Effect of substituents on the UV spectra of supermolecular system: Silver nanoparticles with bi-aryl Schiff bases containing hydroxyl
Cao, Chao-Tun,Cheng, Shimao,Zhang, Jingyuan,Cao, Chenzhong
, (2018/11/25)
Effect of substituents on the ultraviolet (UV) spectra of supermolecular system involving silver nanoparticles (AgNPs) and Schiff bases was investigated. AgNPs and 49 samples of model compounds (MC), bi-aryl Schiff bases containing hydroxyl (XBAY, involving 4-OHArCH?NArY, 2-OHArCH?NArY, XArCH?NAr-4′-OH, and XArCH?NAr-2′-OH), were synthesized.
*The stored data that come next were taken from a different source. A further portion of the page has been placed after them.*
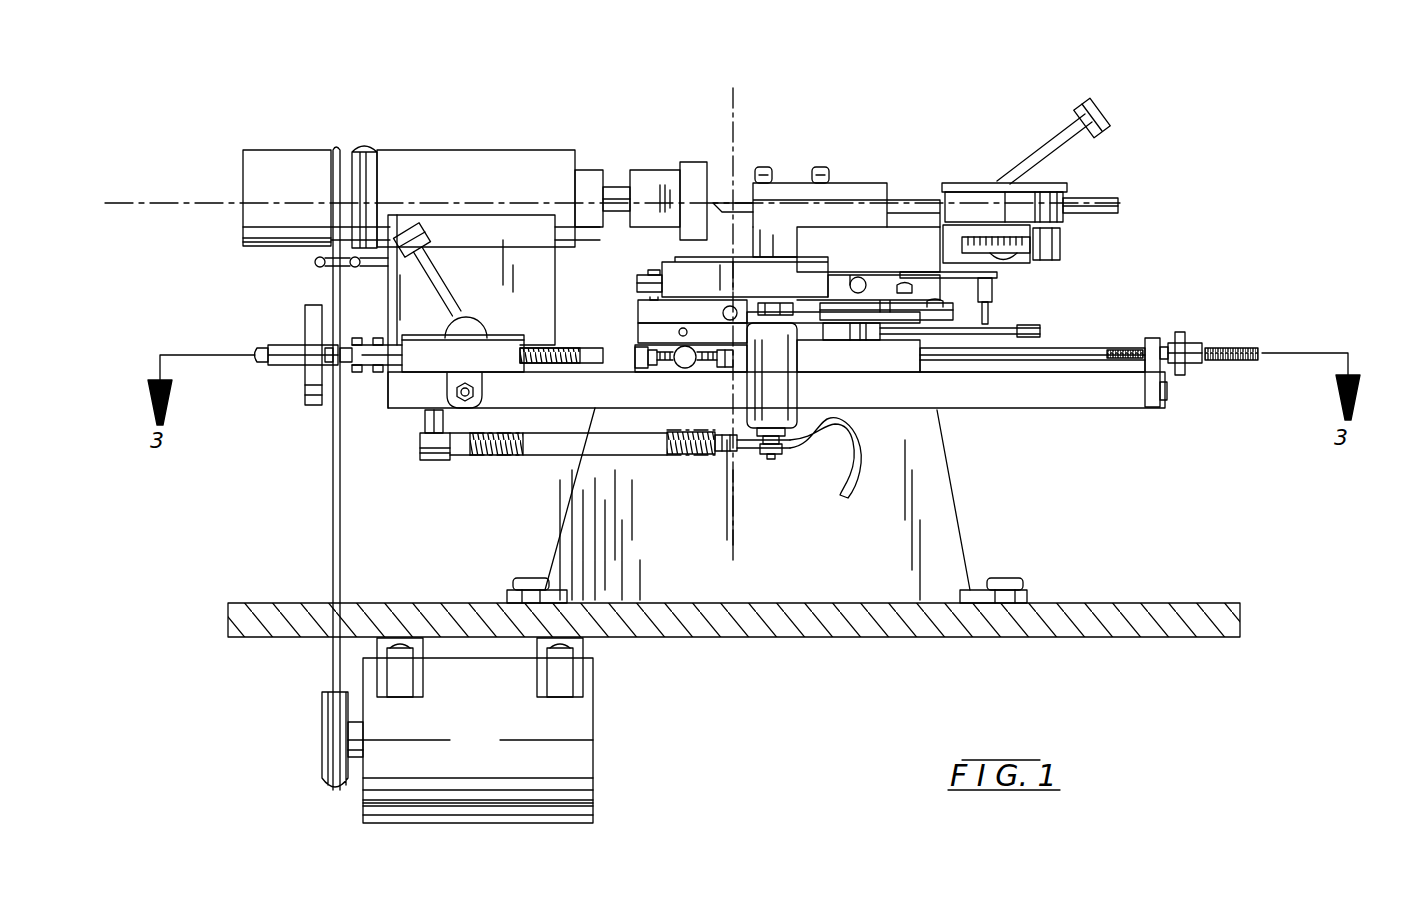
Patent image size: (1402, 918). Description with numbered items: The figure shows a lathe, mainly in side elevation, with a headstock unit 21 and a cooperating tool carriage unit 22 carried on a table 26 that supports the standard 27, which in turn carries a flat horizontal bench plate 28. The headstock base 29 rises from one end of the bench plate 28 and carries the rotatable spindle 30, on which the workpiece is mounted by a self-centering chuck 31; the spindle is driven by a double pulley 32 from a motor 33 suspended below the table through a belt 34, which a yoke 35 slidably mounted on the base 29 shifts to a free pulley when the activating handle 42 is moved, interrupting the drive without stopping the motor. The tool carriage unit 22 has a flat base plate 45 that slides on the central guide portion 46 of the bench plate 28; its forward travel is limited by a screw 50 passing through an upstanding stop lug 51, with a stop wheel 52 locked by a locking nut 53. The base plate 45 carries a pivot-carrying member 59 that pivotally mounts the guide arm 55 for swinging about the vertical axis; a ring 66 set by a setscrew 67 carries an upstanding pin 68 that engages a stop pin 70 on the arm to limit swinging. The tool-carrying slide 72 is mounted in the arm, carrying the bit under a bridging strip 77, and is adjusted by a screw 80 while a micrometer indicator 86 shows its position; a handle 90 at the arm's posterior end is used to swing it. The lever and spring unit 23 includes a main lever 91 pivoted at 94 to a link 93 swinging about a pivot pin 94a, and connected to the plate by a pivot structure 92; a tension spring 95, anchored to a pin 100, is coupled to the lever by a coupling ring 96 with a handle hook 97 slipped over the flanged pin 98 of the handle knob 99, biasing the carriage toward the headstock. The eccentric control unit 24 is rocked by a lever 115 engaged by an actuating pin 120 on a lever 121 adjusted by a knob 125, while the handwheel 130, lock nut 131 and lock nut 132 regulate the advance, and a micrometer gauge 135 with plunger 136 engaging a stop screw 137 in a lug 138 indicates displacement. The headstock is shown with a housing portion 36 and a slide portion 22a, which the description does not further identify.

The headstock unit 21 is at (423, 160).
The tool carriage unit 22 is at (846, 194).
The slide block 22a is at (730, 266).
The lever linkage and spring unit 23 is at (562, 455).
The eccentric control unit 24 is at (840, 340).
The table 26 is at (838, 640).
The standard or pedestal 27 is at (940, 492).
The bench plate 28 is at (1005, 405).
The headstock base 29 is at (540, 265).
The spindle 30 is at (617, 187).
The self-centering chuck 31 is at (660, 170).
The double pulley 32 is at (362, 152).
The motor 33 is at (488, 754).
The belt 34 is at (333, 488).
The yoke 35 is at (313, 262).
The motor housing 36 is at (491, 183).
The activating handle 42 is at (440, 285).
The base plate 45 is at (857, 365).
The central guide portion 46 is at (1045, 365).
The screw 50 is at (1095, 350).
The stop lug 51 is at (1150, 338).
The stop wheel 52 is at (1178, 375).
The locking nut 53 is at (1200, 345).
The guide arm 55 is at (849, 252).
The pivot-carrying member 59 is at (650, 336).
The ring 66 is at (650, 311).
The setscrew 67 is at (668, 240).
The upstanding pin 68 is at (655, 275).
The stop pin 70 is at (640, 283).
The tool-carrying slide 72 is at (846, 215).
The bridging strip 77 is at (797, 190).
The adjusting screw 80 is at (1061, 250).
The micrometer indicator 86 is at (1040, 200).
The handle 90 is at (1052, 143).
The main lever 91 is at (794, 375).
The pivot structure 92 is at (900, 300).
The link 93 is at (882, 300).
The pivot 94 is at (928, 305).
The pivot pin 94a is at (845, 303).
The tension spring 95 is at (495, 455).
The coupling ring 96 is at (742, 450).
The handle hook 97 is at (838, 491).
The flanged pin 98 is at (780, 460).
The handle knob 99 is at (782, 395).
The pin 100 is at (425, 428).
The rocking lever 115 is at (1035, 336).
The actuating pin 120 is at (990, 318).
The lever 121 is at (998, 273).
The knob 125 is at (865, 263).
The handwheel 130 is at (304, 400).
The lock nut 131 is at (285, 345).
The lock nut 132 is at (375, 308).
The micrometer gauge 135 is at (493, 335).
The plunger 136 is at (605, 363).
The stop screw 137 is at (723, 368).
The lug 138 is at (685, 368).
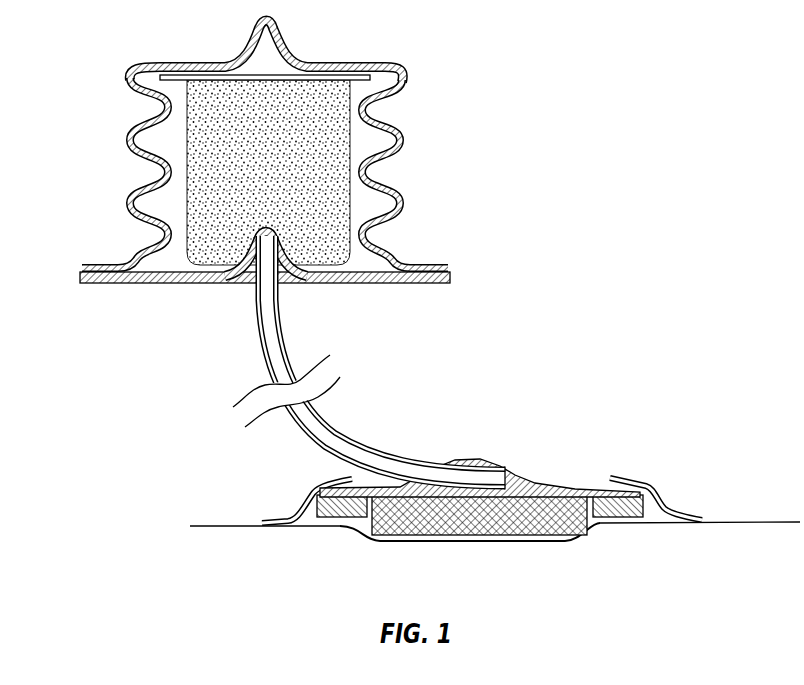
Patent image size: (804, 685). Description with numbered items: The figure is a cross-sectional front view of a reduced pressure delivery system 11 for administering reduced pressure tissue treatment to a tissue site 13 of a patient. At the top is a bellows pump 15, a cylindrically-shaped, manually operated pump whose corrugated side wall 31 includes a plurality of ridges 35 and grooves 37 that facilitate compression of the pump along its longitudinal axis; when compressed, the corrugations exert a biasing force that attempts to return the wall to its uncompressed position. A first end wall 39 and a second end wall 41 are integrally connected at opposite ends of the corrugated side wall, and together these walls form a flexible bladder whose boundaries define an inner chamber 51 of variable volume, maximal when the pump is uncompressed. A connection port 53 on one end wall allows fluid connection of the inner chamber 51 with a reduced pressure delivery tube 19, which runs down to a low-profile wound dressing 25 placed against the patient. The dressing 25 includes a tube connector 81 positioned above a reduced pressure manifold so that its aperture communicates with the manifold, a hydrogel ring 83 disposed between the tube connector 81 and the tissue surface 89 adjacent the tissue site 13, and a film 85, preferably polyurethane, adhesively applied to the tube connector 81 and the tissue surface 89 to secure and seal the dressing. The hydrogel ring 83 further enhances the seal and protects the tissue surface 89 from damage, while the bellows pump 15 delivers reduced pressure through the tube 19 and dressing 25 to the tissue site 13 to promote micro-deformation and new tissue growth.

The reduced pressure delivery system 11 is at (431, 299).
The bellows pump 15 is at (264, 169).
The first end wall 39 is at (317, 63).
The corrugated side wall 31 is at (395, 128).
The ridges 35 is at (130, 140).
The grooves 37 is at (152, 170).
The inner chamber 51 is at (364, 200).
The second end wall 41 is at (372, 279).
The connection port 53 is at (283, 272).
The reduced pressure delivery tube 19 is at (338, 434).
The low-profile wound dressing 25 is at (495, 488).
The tube connector 81 is at (480, 460).
The hydrogel ring 83 is at (617, 482).
The film 85 is at (320, 483).
The tissue surface 89 is at (313, 533).
The tissue site 13 is at (480, 547).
The size of AgNPs was characterized by transmission electron microscopy (TEM), and the UV absorption spectra of AgNPs, XBAYs, and MC-AgNPs mixed solutions were measured, respectively. The results show that (1) the size of AgNPs is larger in MC-AgNPs solutions than that in AgNPs solution due to the distribution of MC molecules on the surface of AgNPs; (2) the UV absorption wavelength of XBAYs changes in the action of AgNPs and their wavelength shift exists limitation between XBAY and MC-AgNPs solutions; and (3) the wavelength shift limit of MC-AgNPs (λWSL) is influenced by the substituents X and Y and the position of hydroxyl OH. The wavenumber ΔνWSL of λWSL can be quantified by employing the excited-state substituent constant σexCC and Hammett constant σ of substituents X and Y. Comparing with the 4-OH, the 4′-OH makes the ΔνWSL a red shift, whereas the 2′-OH, comparing with the 2-OH, makes the ΔνWSL a blue shift.